The NCAA infractions committee panel handling North Carolina's multiyear academic case plans to release its ruling Friday, a source confirmed to ESPN's Jeff Goodman.
The ruling comes roughly eight weeks after North Carolina appeared before the panel in August in Nashville, Tennessee, for a two-day hearing. The school faces five top-level charges, including lack of institutional control.
The oft-delayed case is focused on years of irregular courses requiring a research paper or two. Those courses typically offered high grades and featured significant athlete enrollments.
In mid-August, North Carolina chancellor Carol Folt, athletic director Bubba Cunningham, men's basketball coach Roy Williams and women's basketball coach Sylvia Hatchell attended both days of hearings before the infractions committee panel. Football coach Larry Fedora, who wasn't at North Carolina at the time in question, attended the first day.
While a ruling could provide resolution, the case could linger if North Carolina pursues an appeal or legal action in response to potential penalties. Such penalties could include fines, probation, postseason bans or vacated wins and championships.
In an email to the Associated Press, NCAA spokeswoman Stacey Osburn said the NCAA would send out a media advisory on the morning of an announcement but had "nothing further to share before then."
UNC spokeswoman Joanne Peters Denny declined to comment in an email, referring questions to the NCAA.
The focus is on independent-study-style courses in the formerly named African and Afro-American Studies Department on the Chapel Hill campus. The courses were misidentified as lecture classes but didn't meet and required a research paper or two for typically high grades.
In a 2014 investigation, former U.S. Justice Department official Kenneth Wainstein estimated that more than 3,100 students were affected between 1993 and 2011, with athletes across numerous sports making up roughly half the enrollments.

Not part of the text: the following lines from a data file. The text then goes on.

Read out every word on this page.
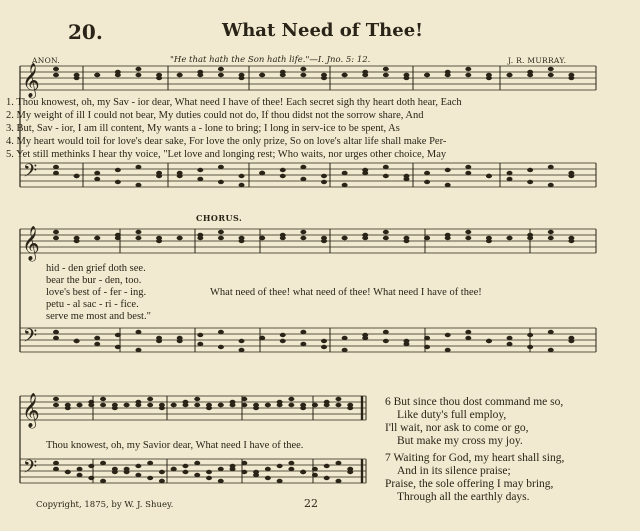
𝄞
𝄢
𝄞
𝄢
𝄞
𝄢
20.	What Need of Thee!
ANON.	"He that hath the Son hath life."—I. Jno. 5: 12.	J. R. MURRAY.
1. Thou knowest, oh, my Sav - ior dear, What need I have of thee! Each secret sigh thy heart doth hear, Each
2. My weight of ill I could not bear, My duties could not do, If thou didst not the sorrow share, And
3. But, Sav - ior, I am ill content, My wants a - lone to bring; I long in serv-ice to be spent, As
4. My heart would toil for love's dear sake, For love the only prize, So on love's altar life shall make Per-
5. Yet still methinks I hear thy voice, "Let love and longing rest; Who waits, nor urges other choice, May
CHORUS.
hid - den grief doth see.
bear the bur - den, too.
love's best of - fer - ing.
petu - al sac - ri - fice.
serve me most and best."
What need of thee! what need of thee! What need I have of thee!
Thou knowest, oh, my Savior dear, What need I have of thee.
6 But since thou dost command me so,
Like duty's full employ,
I'll wait, nor ask to come or go,
But make my cross my joy.
7 Waiting for God, my heart shall sing,
And in its silence praise;
Praise, the sole offering I may bring,
Through all the earthly days.
Copyright, 1875, by W. J. Shuey.	22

The NCAA has said North Carolina used those courses to help keep athletes eligible.
The case grew as an offshoot of a 2010 investigation of the football program, resulting in sanctions in March 2012. The NCAA reopened an investigation in summer 2014, filed charges in May 2015 and revised them in April 2016 and again in December.
The NCAA originally treated some of the academic issues as improper benefits by saying athletes received access to the courses and other assistance generally unavailable to nonathletes. The NCAA removed that charge in its second notice of allegations, then revamped and reinserted it into the third NOA.
North Carolina has challenged the NCAA's jurisdiction, saying its accreditation agency -- which sanctioned the school with a year of probation -- was the proper authority and that the NCAA was overreaching in what should be an academic matter.
The NCAA enforcement staff countered in a July filing: "The issues at the heart of this case are clearly the NCAA's business."
North Carolina has argued that nonathletes had access to the courses and that athletes didn't receive special treatment. It also challenged Wainstein's estimate of athlete enrollments, saying he counted athletes who were no longer team members; the school put the figure at less than 30 percent.
SEC commissioner Greg Sankey chairs the infractions panel, which includes former U.S. Attorney General Alberto Gonzales.